Issues with standardized tests

Many people have very strong views about the role of standardized tests in education. Some believe they provide an unbiased way to determine an individual’s cognitive skills as well as the quality of a school or district. Others believe that scores from standardized tests are capricious, do not represent what students know, and are misleading when used for accountability purposes. Many educational psychologists and testing experts have nuanced views and make distinctions between the information standardized tests can provide about students’ performances and how the tests results are interpreted and used. In this nuanced view, many of the problems associated with standardized tests arise from their high stakes use such as using the performance on one test to determine selection into a program, graduation, or licensure, or judging a school as high vs low performing.

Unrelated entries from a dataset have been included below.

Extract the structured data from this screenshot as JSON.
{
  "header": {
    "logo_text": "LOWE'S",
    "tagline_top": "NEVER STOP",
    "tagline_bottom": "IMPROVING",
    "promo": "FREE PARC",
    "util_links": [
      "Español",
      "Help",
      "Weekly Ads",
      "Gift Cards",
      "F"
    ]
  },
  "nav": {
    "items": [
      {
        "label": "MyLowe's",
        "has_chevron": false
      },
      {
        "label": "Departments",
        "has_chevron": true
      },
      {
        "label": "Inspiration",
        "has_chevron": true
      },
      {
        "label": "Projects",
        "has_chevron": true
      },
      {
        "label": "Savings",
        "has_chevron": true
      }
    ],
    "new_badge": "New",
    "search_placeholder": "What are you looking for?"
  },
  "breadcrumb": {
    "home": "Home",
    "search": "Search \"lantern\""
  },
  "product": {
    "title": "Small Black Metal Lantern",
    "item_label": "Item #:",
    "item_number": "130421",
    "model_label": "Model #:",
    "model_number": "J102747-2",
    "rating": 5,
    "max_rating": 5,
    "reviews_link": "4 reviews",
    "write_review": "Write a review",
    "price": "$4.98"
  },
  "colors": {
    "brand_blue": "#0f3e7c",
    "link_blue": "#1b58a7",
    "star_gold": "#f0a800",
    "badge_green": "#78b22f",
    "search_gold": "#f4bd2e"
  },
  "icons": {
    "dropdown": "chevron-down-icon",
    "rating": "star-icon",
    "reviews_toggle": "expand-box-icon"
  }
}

Are standardized tests biased?

In a multicultural society one crucial question is: Are standardized tests biased against certain social class, racial, or ethnic groups? This question is much more complicated than it seems because bias has a variety of meanings. An everyday meaning of bias often involves the fairness of using standardized test results to predict potential performance of disadvantaged students who have previously had few educational resources. For example, should Dwayne, a high school student who worked hard but had limited educational opportunities because of the poor schools in his neighborhood and few educational resources in his home, be denied graduation from high school because of his score on one test. It was not his fault that he did not have the educational resources and if given a chance with a change his environment (e.g. by going to college) his performance may blossom. In this view, test scores reflect societal inequalities and can punish students who are less privileged, and are often erroneously interpreted as a reflection of a fixed inherited capacity. Researchers typically consider bias in more technical ways and three issues will be discussed: item content and format; accuracy of predictions, and stereotype threat.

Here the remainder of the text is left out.